Faz um ano que a cantora Mercedes Sosa nos deixou. Foi em 04 de outubro de 2009 que ela partiu. Naquela semana, no Jornal Bons Ventos, publicamos crônica sobre La Negra.
Voz que silencia
Uma grande voz se calou. La Negra, mescla de indígenas e franceses, embalou os sonhos libertários de uma América Latina sitiada pelo coturno e pela baioneta. Foi uma das vozes que se ergueram enquanto o tempo fechava sobre brasileiros, uruguaios, argentinos, chilenos e paraguaios, submetidos a bater continência a gente do naipe de Alfredo Strossner, Juan Maria Bordaberry, Augusto Pinochet e Jorge Videla, que tinham como prática comum fechar a boca dos discordantes. Aos oponentes, ferro e fogo, tortura e morte. Gente sumindo, desaparecendo, deixando mães aflitas chorando na Praça de Maio, expondo fotografias de seus jovens filhos, líderes estudantis, guerrilheiros infantis, comunas e socialistas sonhadores, ou, ainda, gente comum que se viu no front, por acaso, sem saber muito bem onde estavam e o que queriam. Ousaram desafiar irresponsavelmente os defensores da pátria.
Mercedes Sosa, com sua voz imponente, forte, cortante, era a própria resistência em pessoa, o grito de quem não podia se expressar. Garotos desconhecíamos os cárceres, a guerrilha, a ditadura, as estratégias e os ideais de militares e de grupos organizados. O canto de La Negra, quase uma súplica pela liberdade de uma América Latina em sangue, no entanto, nos calava profundamente. Repetir alguns dos seus versos era o máximo que poderíamos fazer. E, se não resolvia grande coisa, nos colocava como partícipes de uma história que, efetivamente, se desenrolava tão longe, mas parecia ao mesmo tempo tão perto.
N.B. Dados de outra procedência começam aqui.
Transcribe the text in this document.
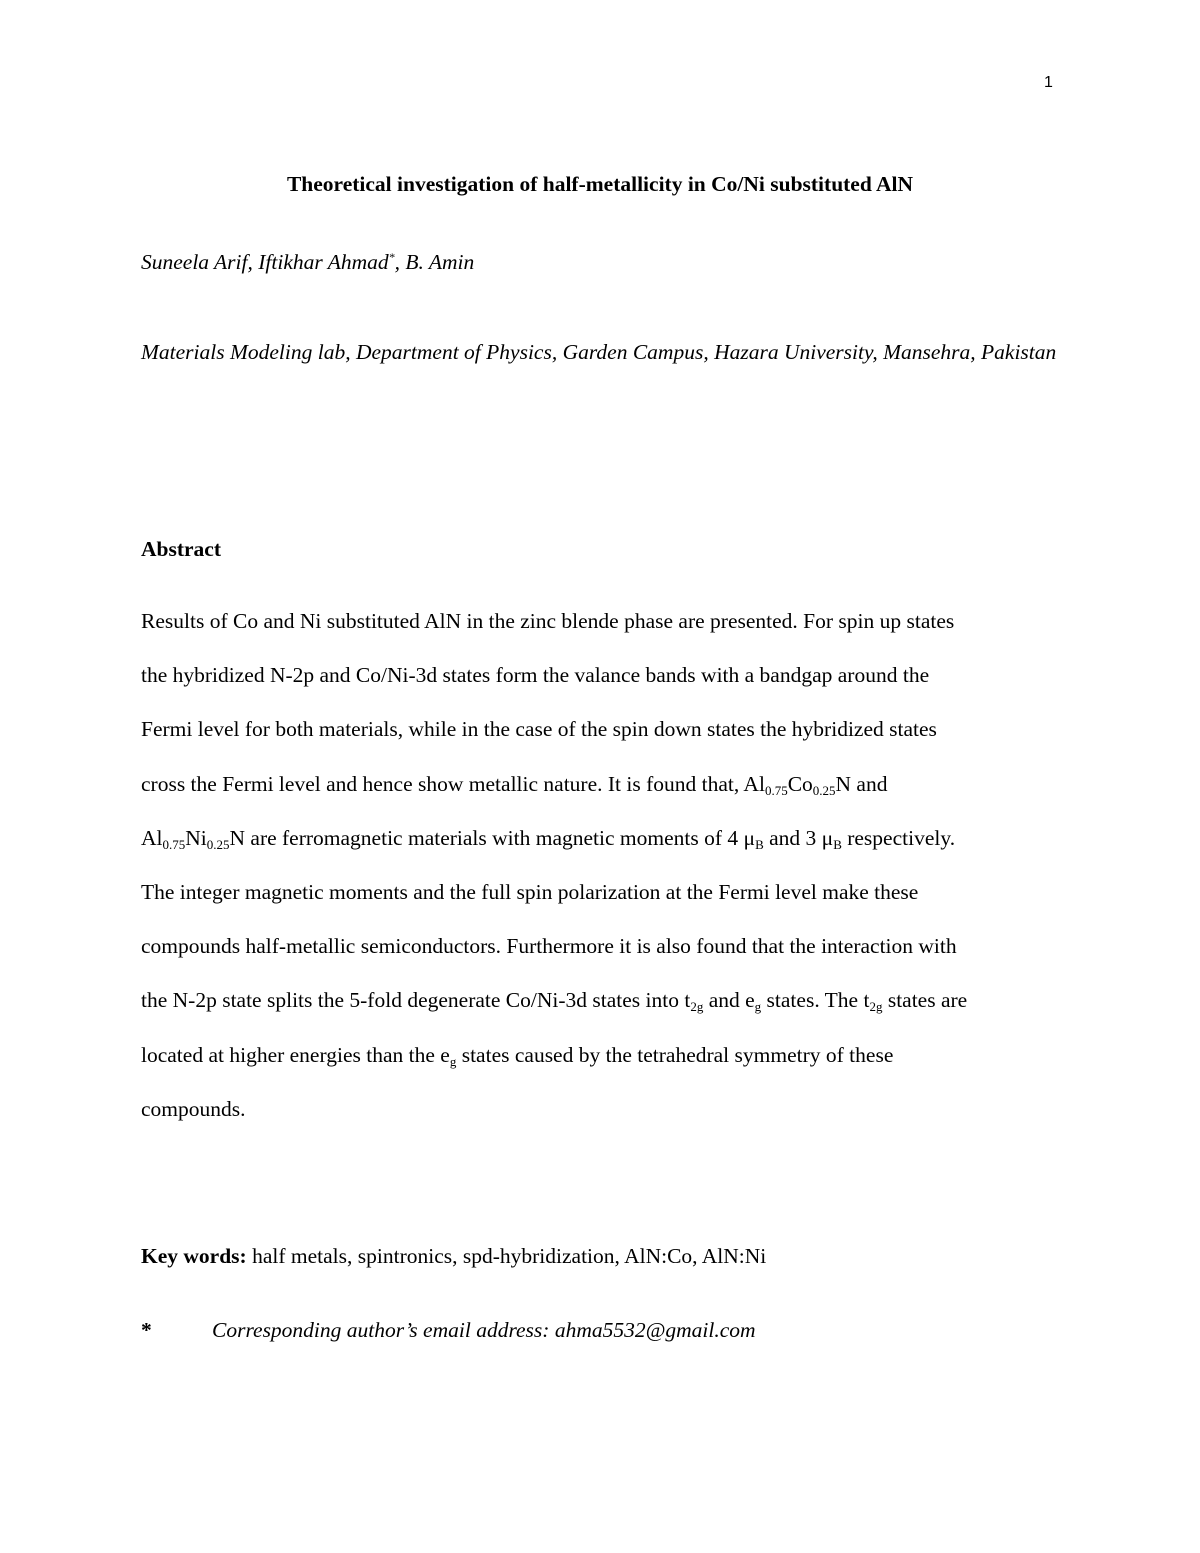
1
Theoretical investigation of half-metallicity in Co/Ni substituted AlN
Suneela Arif, Iftikhar Ahmad*, B. Amin
Materials Modeling lab, Department of Physics, Garden Campus, Hazara University, Mansehra, Pakistan
Abstract
Results of Co and Ni substituted AlN in the zinc blende phase are presented. For spin up states
the hybridized N-2p and Co/Ni-3d states form the valance bands with a bandgap around the
Fermi level for both materials, while in the case of the spin down states the hybridized states
cross the Fermi level and hence show metallic nature. It is found that, $Al_{0.75}Co_{0.25}N$ and
$Al_{0.75}Ni_{0.25}N$ are ferromagnetic materials with magnetic moments of 4 $\mu_B$ and 3 $\mu_B$ respectively.
The integer magnetic moments and the full spin polarization at the Fermi level make these
compounds half-metallic semiconductors. Furthermore it is also found that the interaction with
the N-2p state splits the 5-fold degenerate Co/Ni-3d states into $t_{2g}$ and $e_g$ states. The $t_{2g}$ states are
located at higher energies than the $e_g$ states caused by the tetrahedral symmetry of these
compounds.
Key words: half metals, spintronics, spd-hybridization, AlN:Co, AlN:Ni
*	Corresponding author’s email address: ahma5532@gmail.com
Ironicamente a canção que nos remete à estrela argentina da resistência, da latinidade, da irmandade latina, é uma música de Violeta Parra, a cantora e compositora chilena que se suicidou após um fracasso de um empreendimento cultural e de uma história de desencanto amoroso. Gracias a la vida é lirismo puro, um hino de resistência, gravado em todas as línguas, embalou uma geração de contestadores, revolucionários ou jovens comuns, que sonhavam construir um mundo melhor, com mais pão e menos repressão. “Graças à vida que me deu tanto/ me deus dois luzeiros que quando os abro/ perfeito distingo o preto do branco/ e no alto céu seu fundo estrelado/ e nas multidões o homem que eu amo...”.
Mercedes teve relações estreitas com o Brasil. Gravou com Chico Buarque, Milton Nascimento, Caetano Veloso, com o gaúcho Luís Carlos Borges. Fez parte da geração que se utilizava da arte para apresentar uma realidade cruel. Suas canções mostravam as feridas abertas na América Latina. Tempos que se foram e que não voltem, nunca mais. Fica na memória a voz que nos apresentou a dor dos que tombaram. “Eu só peço a Deus, que a guerra não me seja indiferente, é um monstro grande e esmaga toda a pobre inocência da gente”.
Deus te ouça, La Negra, e que nossos sonhos não sejam mais interrompidos pelo sobressalto de pesadelos. Que possamos marchar, mesmo que lentamente, na construção de uma sociedade um pouco melhor. Com mais pão e mais sonhos.